For the three months ended Sept. 30, Bio-Rad reported revenues of $747.0 million compared to $647.3 million a year ago. On a currency-neutral basis, quarterly revenues increased about 14 percent.
Life Science segment revenues increased 15 percent to $373.5 million in the third quarter, driven primarily by sales of Droplet Digital PCR products, process media products, and back royalties from a legal settlement.
On a call with investors, Bio-Rad CFO Ilan Daskal said that the firm's COVID-19-related sales were about $57 million in the quarter. Excluding COVID-related sales, Bio-Rad's core qPCR business also experienced growth driven by "strong uptake" of its newer generation CFX Opus platform, Daskal said.
In addition, "We have seen strong growth in the biopharma market for our Droplet Digital PCR platform," he said, adding, "We also continue to see steady adoption of ddPCR in wastewater solutions, supported by government funding towards public health labs."
Daskal announced that Bio-Rad recently acquired digital PCR instrument maker Dropworks, a startup that Bio-Rad sued in 2020 for intellectual property infringement.
"Dropworks is developing a droplet-based digital PCR system that could provide a more cost-effective solution to streamline the digital PCR workflow for life science research and diagnostic applications," Daskal said. "We see Dropworks as accelerating Bio-Rad's entry into the lower-end segment of the digital PCR business and allowing for expansion in the $2.5 billion to $3 billion qPCR segment, thereby significantly increasing the opportunity for our ddPCR platforms," he also said.
Clinical Diagnostics segment revenues increased 16 percent to $372.2 million year over year primarily due to increased demand for all product lines across all regions which the firm attributed to higher utilization of lab operations as businesses recover from the COVID-19 pandemic.
During the quarter, demand continued for products associated with COVID-19 testing and research, though at a more moderate level, Bio-Rad CEO Norman Schwartz said in a statement.
Also on the call, Andrew Last, Bio-Rad's chief operating officer, commented that supply chain constraints have persisted, "in particular for supply and costs of plastic raw materials, electronic components, and higher logistics costs." To date, Bio-Rad has been able to balance supply and demand through careful management, Last said, but he noted that the firm sees these supply constraint trends "continuing through year-end and into 2022 and thus increasing the challenge of adequately meeting customer demand."
Net income in Q3 was $3.93 billion, or $129.96 per share, compared to a net income of $1.31 billion, or $43.64 per share, a year ago.
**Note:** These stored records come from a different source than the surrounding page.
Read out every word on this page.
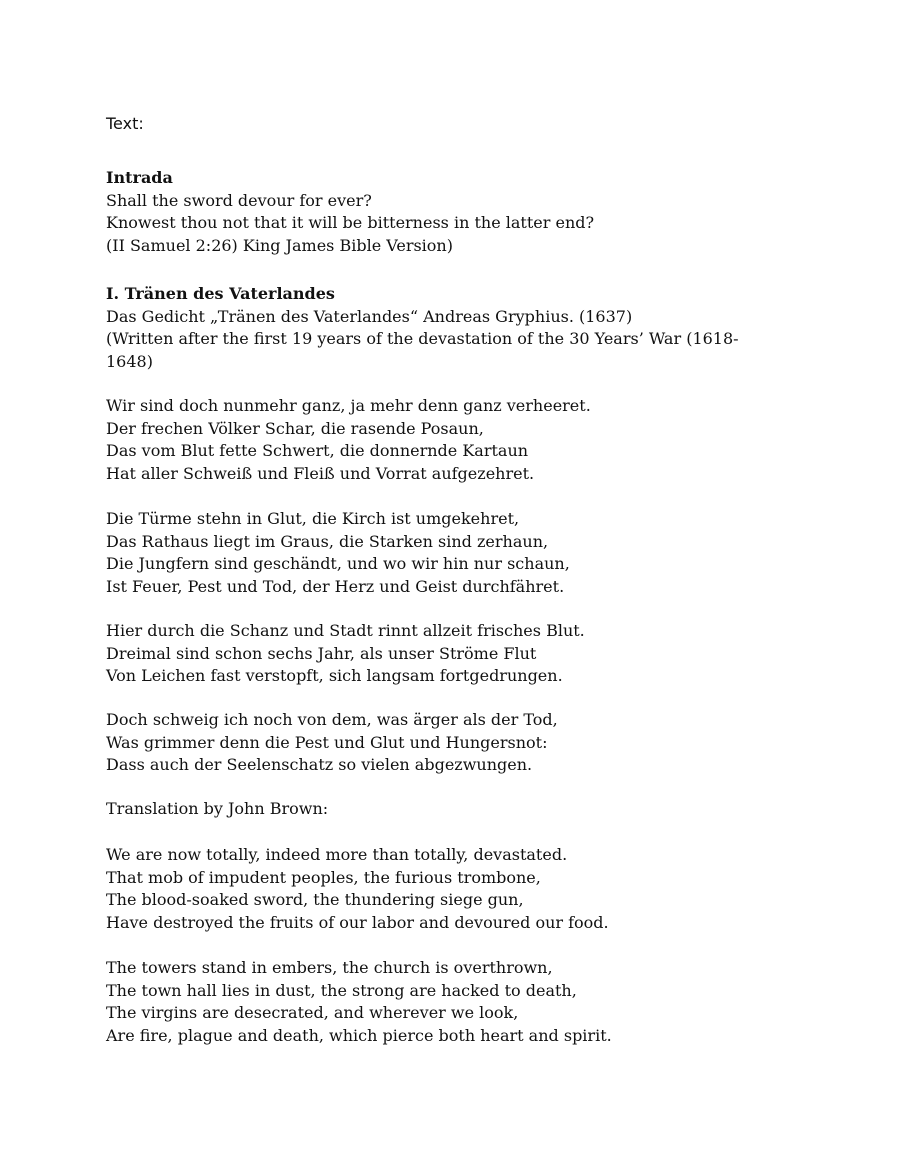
Text:

Intrada
Shall the sword devour for ever?
Knowest thou not that it will be bitterness in the latter end?
(II Samuel 2:26) King James Bible Version)
I. Tränen des Vaterlandes
Das Gedicht „Tränen des Vaterlandes“ Andreas Gryphius. (1637)
(Written after the first 19 years of the devastation of the 30 Years’ War (1618-
1648)
Wir sind doch nunmehr ganz, ja mehr denn ganz verheeret.
Der frechen Völker Schar, die rasende Posaun,
Das vom Blut fette Schwert, die donnernde Kartaun
Hat aller Schweiß und Fleiß und Vorrat aufgezehret.
Die Türme stehn in Glut, die Kirch ist umgekehret,
Das Rathaus liegt im Graus, die Starken sind zerhaun,
Die Jungfern sind geschändt, und wo wir hin nur schaun,
Ist Feuer, Pest und Tod, der Herz und Geist durchfähret.
Hier durch die Schanz und Stadt rinnt allzeit frisches Blut.
Dreimal sind schon sechs Jahr, als unser Ströme Flut
Von Leichen fast verstopft, sich langsam fortgedrungen.
Doch schweig ich noch von dem, was ärger als der Tod,
Was grimmer denn die Pest und Glut und Hungersnot:
Dass auch der Seelenschatz so vielen abgezwungen.
Translation by John Brown:
We are now totally, indeed more than totally, devastated.
That mob of impudent peoples, the furious trombone,
The blood-soaked sword, the thundering siege gun,
Have destroyed the fruits of our labor and devoured our food.
The towers stand in embers, the church is overthrown,
The town hall lies in dust, the strong are hacked to death,
The virgins are desecrated, and wherever we look,
Are fire, plague and death, which pierce both heart and spirit.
Net income for the third quarters of 2021 and 2020 were impacted by the recognition of changes in the fair market value of equity securities primarily related to Bio-Rad's holdings in Sartorius.
On an adjusted basis, net income in Q3 was $3.71 per share.
Bio-Rad's Q3 R&D spending rose 8 percent to $64.5 million from $59.5 million a year ago, while its SG&A expenses rose 9 percent to $216.5 million from $198.2 million.
Bio-Rad exited the quarter with $859.9 million in cash and cash equivalents and $482.8 million in short-term investments.
Bio-Rad raised its annual guidance from prior expectations of 10 to 10.5 percent growth. It now anticipates full-year currency-neutral revenue growth of between 12 and 13 percent.
In Friday morning trading on the Nasdaq shares of Bio-Rad were up less than 1 percent to $791.94.